Si elle a pu manquer l’école impunément pendant un certain temps, ses absences répétées ont fini par alerter la directrice qui a envoyé une travailleuse sociale chez elle. Elle raconte longuement cet épisode au cours duquel elle s’est sentie presque humiliée à l’idée que la directrice ait pu penser qu’elle avait des problèmes familiaux.

Les propos qu’elle tient au sujet de la maturité sont teintés de volontarisme et on peut penser qu’ils reflètent une prise de conscience de l’ampleur des conséquences que peuvent entraîner certaines transgressions. Hormis ces absences non motivées, elle dit n’avoir pas eu de problèmes de discipline. Simran, qui semble respecter les règles, n’accepte pas pour autant qu’un adulte lui manque de respect. « S’il me dit « Ah, ta gueule, t’es stupide », je vais pas … tu peux-tu rester là? Je vais dire « Wo, vous, vous aussi vous êtes stupide « you know.
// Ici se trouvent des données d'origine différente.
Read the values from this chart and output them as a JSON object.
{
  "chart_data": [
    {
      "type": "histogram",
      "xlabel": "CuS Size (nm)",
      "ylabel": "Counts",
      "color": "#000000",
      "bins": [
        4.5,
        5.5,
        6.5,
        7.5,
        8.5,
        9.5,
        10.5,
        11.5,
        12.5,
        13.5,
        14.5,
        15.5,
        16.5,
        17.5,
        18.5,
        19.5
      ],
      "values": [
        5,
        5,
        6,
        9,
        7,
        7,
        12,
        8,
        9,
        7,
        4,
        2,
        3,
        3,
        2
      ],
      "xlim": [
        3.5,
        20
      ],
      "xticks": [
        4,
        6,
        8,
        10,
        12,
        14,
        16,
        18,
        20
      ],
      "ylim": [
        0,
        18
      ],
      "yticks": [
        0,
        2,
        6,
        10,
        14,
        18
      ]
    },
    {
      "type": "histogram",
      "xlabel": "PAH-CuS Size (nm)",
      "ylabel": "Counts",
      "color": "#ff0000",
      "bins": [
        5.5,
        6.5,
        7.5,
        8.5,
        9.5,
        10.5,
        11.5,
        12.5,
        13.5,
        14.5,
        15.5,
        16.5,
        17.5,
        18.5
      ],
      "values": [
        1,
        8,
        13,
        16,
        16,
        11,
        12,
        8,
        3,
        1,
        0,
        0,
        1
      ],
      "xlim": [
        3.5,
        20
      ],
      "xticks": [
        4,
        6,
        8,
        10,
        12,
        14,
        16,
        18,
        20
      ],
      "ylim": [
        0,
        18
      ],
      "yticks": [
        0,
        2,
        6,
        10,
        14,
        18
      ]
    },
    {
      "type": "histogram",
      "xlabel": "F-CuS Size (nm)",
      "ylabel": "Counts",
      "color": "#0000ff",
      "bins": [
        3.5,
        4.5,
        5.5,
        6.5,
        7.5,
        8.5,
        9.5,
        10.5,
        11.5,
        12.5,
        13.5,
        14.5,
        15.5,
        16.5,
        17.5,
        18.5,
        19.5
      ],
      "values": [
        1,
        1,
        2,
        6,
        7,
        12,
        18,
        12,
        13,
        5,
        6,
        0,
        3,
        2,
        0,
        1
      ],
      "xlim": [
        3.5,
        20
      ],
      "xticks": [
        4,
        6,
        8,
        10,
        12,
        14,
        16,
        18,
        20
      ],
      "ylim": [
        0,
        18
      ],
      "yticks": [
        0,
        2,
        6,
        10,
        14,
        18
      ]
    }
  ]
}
Je vais pas juste rester là! » (Simran : 364).

Les éléments qui ressortent de l’entretien avec Simran permettent d’atteindre les objectifs spécifiques fixés : circonscrire les fonctions qu’ils attribuent aux règles (1er objectif) ; identifier les règles qui, à leurs yeux, sont valorisées par l’école (2ème objectif) et discerner les conditions qui peuvent, selon eux, favoriser, le consentement aux règles à l’école (3ème objectif).

Après avoir expliqué que les règles à l’école permettent de préparer les élèves à se conformer aux exigences de la vie en société, Simran insiste pour dire que dans plusieurs cas, elles servent à légitimer le pouvoir des adultes (1er objectif).

En ce qui a trait à la mise en œuvre des règles, Simran retient qu’elle dépend essentiellement des enseignants ce qui confirme à ses yeux et l’arbitraire avec lequel ceux-ci usent de leur pouvoir. (2ème objectif).

La rigueur et l’impartialité sont d’ailleurs des améliorations qu’elle propose avec insistance à diverses reprises. Elle estime que les sanctions en cas de transgressions devraient être plus conséquentes tout en rappelant la nécessité de tenir compte des élèves. Elle revient sur ce point pour affirmer le principe d’égalité dont elle fait sa principale revendication. Pour elle, une « bonne règle » est une règle qui s’applique à tout le monde. De plus les élèves devraient pouvoir participer à leur élaboration. Elle questionne la hiérarchie des règles en soulignant que la violence devraient faire l’objet d’une attention particulière. Or, ce point est négligé des adultes de l’école alors qu’ils s’attardent à faire respecter des règles de moindre importance, comme la ponctualité (3ème objectif).

Simran, qui a fait l’école buissonnière à plusieurs reprises, semble désormais décidée à respecter les règles. L’insistance avec laquelle elle revient sur la nécessité d’être mature pour comprendre l’obligation d’obéir semble cependant indiquer que sa soumission aux règles est teintée de volontarisme.